Under NDS2, authorities seek to implement the Tobacco Value-Chain Transformation Plan, which targets increased output and higher economic returns through expanded local processing, including cut-rag, cigarette manufacturing and nicotine extraction.

According to the Government, the key focus of the strategy is to raise the share of domestically financed tobacco production, reducing reliance on foreign funding arrangements and export of raw leaf.

This shift will allow Zimbabwe to move from low-margin exports to higher realisations through value-added tobacco products.

The thrust is to reduce dependence on raw tobacco exports and move up the value chain, in line with Vision 2030, which aligns with broader aspirations of transitioning from exporting raw materials to producing finished, high-value goods.

Investment initiatives under the Tobacco Special Economic Zone are expected to play a central role, with plans to establish nicotine extraction plants that convert tobacco waste into nicotine products and organic fertilisers.

These projects are projected to lift value addition in the sector from about two percent to more than 30 percent.

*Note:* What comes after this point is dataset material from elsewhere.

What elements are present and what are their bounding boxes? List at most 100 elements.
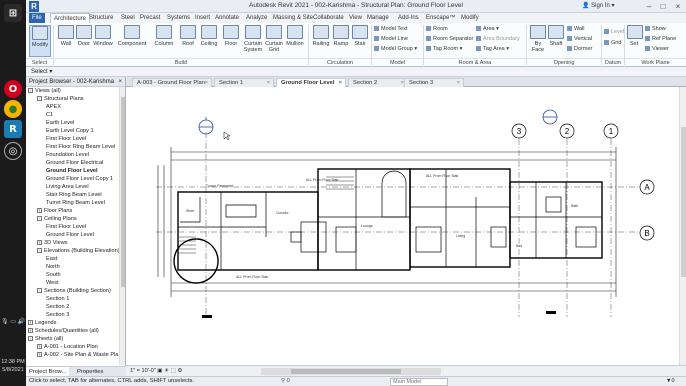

In addition, existing tobacco processing facilities will be upgraded to enhance domestic production of value-added tobacco products and finished cigarettes, marking a significant milestone in the country’s industrial transformation and economic development.

The renewed investment momentum across tobacco value chains shows the impact of pro-business reforms and policy stance.

NDS2-backed investments in state-of-the-art cigarette manufacturing plants are also expected to create new employment opportunities in processing, packaging, logistics and engineering, contributing to broader economic growth.

“The NDS2 Tobacco Value-Chain Transformation Plan targets increasing both the output and economic value of the crop through value-added local processing.

“Investment in tobacco value addition aligns with Vision 2030 aspirations of transitioning from exporting raw materials to producing value-added goods, transforming Zimbabwe’s potential in tobacco manufacturing and positioning the country as an exporter of high-value finished products,” says the novel five-year economic blueprint.

The Tobacco Value-Chain Transformation Plan builds on a strong production base as Zimbabwe recorded a bumper 355 million kilogrammes of tobacco in 2025, valued at about US$1,2 billion, consolidating its position as the world’s sixth-largest tobacco producer.

Minister of Lands, Agriculture, Fisheries, Water and Rural Development Dr Anxious Masuka, is on record saying the Government’s objective is to transform the local tobacco industry and contribute immensely towards the vision of becoming a diversified, empowered and prosperous economy.

“Tobacco value chain transformation strategy is a bold and radical transformative plan; it is meant to capture some of the value that we should be getting while producing more because the market for Zimbabwean tobacco is there,” said Minister Masuka.

Tobacco remains a cornerstone of the economy, accounting for more than 25 percent of foreign currency earnings.

Benefiting from an organised marketing system, the crop holds a strategic position due to its contribution to gross domestic product and export receipts.

Since the land reform programme of 2000, tobacco production has expanded beyond large-scale commercial farms, with indigenous farmers now playing a central role.

The Government estimates that more than three million people derive their livelihoods directly or indirectly from the tobacco industry.

With NDS2 placing value addition at the centre of policy, authorities believe the sector can shift from volume-driven growth to higher-value industrial output, positioning Zimbabwe as an exporter of finished tobacco products rather than raw leaf.